Frank’s mask faltered — just for a second. He stepped closer, slow and careful, like a man approaching a wounded animal. “Delia,” he said softly. “Look at me.”
“No,” she said, shaking her head violently, tears spilling down her cheeks. “You promised my parents you’d protect me. You said I’d be safe, that nothing would happen to the baby. But you’re hiding things, Frank. You’ve been hiding everything.”
“I had to,” he said, his voice rougher now. “The less you knew, the safer you were.”
“That’s not good enough!” she shouted, her voice cracking. “You owe me the truth!”
The demand hung between them, heavy and trembling.
Frank stared at her for a long moment, his chest rising and falling slowly. Then, with a quiet sigh, he said, “The men who came here — they were from the Giancarlo family.”
Delia’s eyes widened. “The same people after Thomas?”
“Yes.”
Her heart dropped. “Then this is about him. About what you’re hiding from me.”
Frank didn’t deny it. “I took Thomas because he’s the only leverage we have. Samantha and the Giancarlos won’t stop until she gets what she wants — and Thomas is her obsession. But her family… they don’t negotiate. They eliminate problems. You, me, Thomas — we’re all problems to them now.”
Delia pressed her shaking hands to her mouth, trying to hold back another sob. “So that’s it? I’m just—collateral damage?”
Frank’s composure broke. He stepped forward, his voice rising for the first time. “Don’t say that. You’re not collateral, Delia. You’re the only person who—”
He stopped himself, his jaw tightening again.
She blinked through her tears. “Who what?”
He didn’t answer.
That silence — that refusal — was the final crack in her control.
With a cry of frustration, she shoved him in the chest. “You can’t keep doing this! You can’t shut me out and expect me to just—just trust you!”
Frank caught her wrists before she could push him again. “Delia—”
“Don’t touch me!” she snapped, twisting against his grip. “You think you can control everything, even me, but you can’t. You can’t fix this, Frank. You can’t protect me from everything!”
“Maybe not,” he said quietly. “But I’ll die trying.”
Something in his voice — raw, unguarded — made her freeze. For the first time, she saw the exhaustion etched into his face, the faint tremor in his hands. He wasn’t just a stoic protector. He was a man barely holding himself together.
Her anger wavered, turning into something else — fear, grief, longing. “Why?” she whispered. “Why do you care so much?”
Frank released her wrists slowly, as if afraid she’d shatter. “Because I gave my word,” he said. “And because somewhere along the way, keeping you safe stopped being an obligation.”
Her breath caught. “Then what is it now?”
His answer came out low, almost a growl. “Everything.”
Delia’s chest ached. The words hit something deep inside her, something she hadn’t let herself feel in months. She wanted to hate him for it — for making her care, for keeping her in the dark — but instead, all she felt was the unbearable pull of him.

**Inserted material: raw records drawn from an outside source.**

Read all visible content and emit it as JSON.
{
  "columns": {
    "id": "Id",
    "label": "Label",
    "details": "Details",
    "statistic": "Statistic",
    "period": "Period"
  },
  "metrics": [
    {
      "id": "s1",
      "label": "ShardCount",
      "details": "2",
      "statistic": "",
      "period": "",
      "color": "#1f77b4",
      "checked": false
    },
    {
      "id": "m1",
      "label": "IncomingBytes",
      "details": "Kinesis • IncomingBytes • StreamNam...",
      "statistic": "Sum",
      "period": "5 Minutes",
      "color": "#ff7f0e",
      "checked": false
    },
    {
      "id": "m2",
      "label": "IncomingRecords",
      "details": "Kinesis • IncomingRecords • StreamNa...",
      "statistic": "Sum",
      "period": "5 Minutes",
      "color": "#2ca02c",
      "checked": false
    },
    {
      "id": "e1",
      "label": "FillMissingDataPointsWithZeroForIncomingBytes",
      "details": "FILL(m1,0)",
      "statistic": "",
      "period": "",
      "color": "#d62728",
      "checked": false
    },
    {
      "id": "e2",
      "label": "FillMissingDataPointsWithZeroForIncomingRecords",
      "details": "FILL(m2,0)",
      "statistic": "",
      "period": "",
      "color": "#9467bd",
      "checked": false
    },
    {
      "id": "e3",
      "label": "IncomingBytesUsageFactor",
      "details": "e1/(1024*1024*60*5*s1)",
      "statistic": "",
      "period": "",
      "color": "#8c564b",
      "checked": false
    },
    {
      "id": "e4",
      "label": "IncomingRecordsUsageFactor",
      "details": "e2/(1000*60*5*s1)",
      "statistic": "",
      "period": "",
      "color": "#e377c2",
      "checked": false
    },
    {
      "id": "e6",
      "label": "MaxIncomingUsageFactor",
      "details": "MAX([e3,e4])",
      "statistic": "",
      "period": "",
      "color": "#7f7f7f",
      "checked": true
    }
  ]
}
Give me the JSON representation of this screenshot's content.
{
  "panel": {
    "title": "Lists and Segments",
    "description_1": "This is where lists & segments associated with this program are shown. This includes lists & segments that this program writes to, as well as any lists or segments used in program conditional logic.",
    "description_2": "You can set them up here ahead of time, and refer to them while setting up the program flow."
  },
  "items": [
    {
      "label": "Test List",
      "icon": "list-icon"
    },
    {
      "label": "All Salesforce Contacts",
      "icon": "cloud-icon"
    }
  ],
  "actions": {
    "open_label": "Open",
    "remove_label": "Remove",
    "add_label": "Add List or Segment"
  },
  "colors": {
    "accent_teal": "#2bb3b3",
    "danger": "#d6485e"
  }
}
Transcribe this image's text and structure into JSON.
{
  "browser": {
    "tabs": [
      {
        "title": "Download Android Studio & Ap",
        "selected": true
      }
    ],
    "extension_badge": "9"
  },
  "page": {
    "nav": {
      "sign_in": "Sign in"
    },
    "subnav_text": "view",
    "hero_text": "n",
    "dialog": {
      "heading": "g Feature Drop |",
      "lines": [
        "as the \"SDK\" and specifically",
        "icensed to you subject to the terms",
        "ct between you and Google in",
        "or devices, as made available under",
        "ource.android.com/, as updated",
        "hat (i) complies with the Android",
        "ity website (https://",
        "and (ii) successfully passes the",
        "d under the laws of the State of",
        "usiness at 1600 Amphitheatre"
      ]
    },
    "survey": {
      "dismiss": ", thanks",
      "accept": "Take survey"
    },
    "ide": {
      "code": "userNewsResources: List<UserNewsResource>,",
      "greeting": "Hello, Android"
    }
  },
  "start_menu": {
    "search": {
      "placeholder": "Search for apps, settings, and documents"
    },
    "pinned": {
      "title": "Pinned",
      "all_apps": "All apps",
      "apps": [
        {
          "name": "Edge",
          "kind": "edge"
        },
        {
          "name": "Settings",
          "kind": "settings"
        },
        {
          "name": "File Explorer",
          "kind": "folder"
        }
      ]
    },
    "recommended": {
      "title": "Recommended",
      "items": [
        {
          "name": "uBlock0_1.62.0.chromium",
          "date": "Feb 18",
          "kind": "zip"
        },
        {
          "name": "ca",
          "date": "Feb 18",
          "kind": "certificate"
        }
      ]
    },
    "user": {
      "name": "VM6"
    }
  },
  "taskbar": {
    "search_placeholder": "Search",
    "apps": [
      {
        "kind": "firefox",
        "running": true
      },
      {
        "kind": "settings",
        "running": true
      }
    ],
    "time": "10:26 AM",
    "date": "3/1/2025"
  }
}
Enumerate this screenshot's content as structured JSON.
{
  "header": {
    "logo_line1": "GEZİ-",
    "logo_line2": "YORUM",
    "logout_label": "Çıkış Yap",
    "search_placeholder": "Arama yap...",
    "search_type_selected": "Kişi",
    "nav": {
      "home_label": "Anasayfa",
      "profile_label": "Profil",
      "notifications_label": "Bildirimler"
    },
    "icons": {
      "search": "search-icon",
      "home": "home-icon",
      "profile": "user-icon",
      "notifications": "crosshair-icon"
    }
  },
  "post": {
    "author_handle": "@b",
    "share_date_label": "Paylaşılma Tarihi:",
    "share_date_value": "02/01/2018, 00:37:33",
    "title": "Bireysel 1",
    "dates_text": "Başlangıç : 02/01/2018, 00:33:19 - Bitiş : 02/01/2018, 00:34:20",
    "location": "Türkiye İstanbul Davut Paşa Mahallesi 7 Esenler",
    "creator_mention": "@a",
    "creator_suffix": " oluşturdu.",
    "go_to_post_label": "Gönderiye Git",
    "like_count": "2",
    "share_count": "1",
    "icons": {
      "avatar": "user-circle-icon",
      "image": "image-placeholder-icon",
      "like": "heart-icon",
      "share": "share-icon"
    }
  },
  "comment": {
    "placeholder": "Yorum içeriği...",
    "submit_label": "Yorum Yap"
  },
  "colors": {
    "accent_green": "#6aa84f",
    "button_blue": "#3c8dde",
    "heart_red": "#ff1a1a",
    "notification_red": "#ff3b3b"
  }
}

“Frank…” she began, her voice trembling. “You can’t—”
“I know.” His voice broke slightly. “But I can’t not.”
The tension between them snapped like a wire under too much strain. One heartbeat they were standing apart, the next he had stepped forward, his hand cupping her cheek, his thumb brushing away the tears that hadn’t yet fallen.
“Don’t,” she whispered weakly, but she didn’t move away.
“Tell me to stop,” he said, his breath unsteady. “And I will.”
But she didn’t. She couldn’t. The space between them vanished — anger, fear, grief, all dissolving into something fierce and undeniable.
When their lips met, it wasn’t gentle. It was desperate, aching, the kind of kiss born out of chaos and confusion, where every emotion collided — fury, fear, love, regret. For a moment, everything else disappeared: the blood, the danger, the lies. There was only them.
Then Delia broke away, gasping, tears still streaking her cheeks. “This doesn’t fix anything,” she whispered.
“I know,” Frank said quietly. His forehead rested against hers. “But it’s the only thing that feels real right now.”
She closed her eyes, torn between the instinct to run and the desperate need to stay. Somewhere deep down, she knew this moment was a mistake — but it was one she couldn’t make herself regret.
Outside, sirens wailed faintly in the distance, the world inching closer to their door again.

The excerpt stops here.